Interval Notation - Brackets, Parentheses, Examples

TL;DR
Interval notation is a compact way to write a set of real numbers using two symbols and two punctuation marks. A square bracket [ or ] includes the endpoint; a parenthesis ( or ) excludes it. So the inequality $1 \le x < 5$ becomes $[1, 5)$. Infinity is always written with a parenthesis — never a bracket — because infinity isn't a real number you can "reach."
BT
Bhanzu TeamLast updated on May 19, 20268 min read

What Is Interval Notation?

Interval notation writes a set of real numbers as a pair of endpoints inside brackets, parentheses, or a mix. It's the standard alternative to writing the same set as an inequality.

The two conventions:

  • Square brackets [ or ] mean "the endpoint is included."

  • Parentheses ( or ) mean "the endpoint is excluded."
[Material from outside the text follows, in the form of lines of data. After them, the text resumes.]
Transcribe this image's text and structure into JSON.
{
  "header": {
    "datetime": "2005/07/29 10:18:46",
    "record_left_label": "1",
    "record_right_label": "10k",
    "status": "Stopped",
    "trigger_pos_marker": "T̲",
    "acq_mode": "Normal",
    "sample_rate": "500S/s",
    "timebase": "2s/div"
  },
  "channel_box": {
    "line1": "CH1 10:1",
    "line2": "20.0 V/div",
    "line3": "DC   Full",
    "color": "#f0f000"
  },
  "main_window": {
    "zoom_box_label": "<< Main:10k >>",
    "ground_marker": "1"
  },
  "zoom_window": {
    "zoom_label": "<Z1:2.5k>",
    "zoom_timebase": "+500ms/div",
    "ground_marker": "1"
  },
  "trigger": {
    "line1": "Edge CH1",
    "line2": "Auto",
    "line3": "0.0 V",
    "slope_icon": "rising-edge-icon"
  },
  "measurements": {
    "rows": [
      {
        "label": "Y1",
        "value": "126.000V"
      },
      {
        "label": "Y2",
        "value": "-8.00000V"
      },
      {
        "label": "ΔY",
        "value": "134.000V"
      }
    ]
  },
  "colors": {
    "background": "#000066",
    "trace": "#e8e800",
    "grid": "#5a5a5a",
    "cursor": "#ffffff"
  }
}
So $[2, 7]$ is the set of all real numbers $x$ with $2 \le x \le 7$ — including 2 and 7 themselves. And $(2, 7)$ is the set with $2 < x < 7$ — excluding both endpoints.

Mixing is allowed: $[2, 7)$ includes 2 but excludes 7 — the inequality $2 \le x < 7$.

The Four Types of Intervals

Every bounded interval falls into one of four types — defined by whether each endpoint is included or excluded.

1. Closed Interval — Both Endpoints Included

$$[a, b] = {x : a \le x \le b}$$

Both endpoints are part of the set. Example: $[3, 8]$ means $3 \le x \le 8$ — includes 3, 8, and every real number between.

2. Open Interval — Both Endpoints Excluded

$$(a, b) = {x : a < x < b}$$

Neither endpoint is in the set. Example: $(3, 8)$ means $3 < x < 8$ — excludes 3 and 8, includes everything strictly between.

3. Half-Open Interval — Left Endpoint Included

$$[a, b) = {x : a \le x < b}$$

Includes the left endpoint but not the right. Example: $[3, 8)$ means $3 \le x < 8$.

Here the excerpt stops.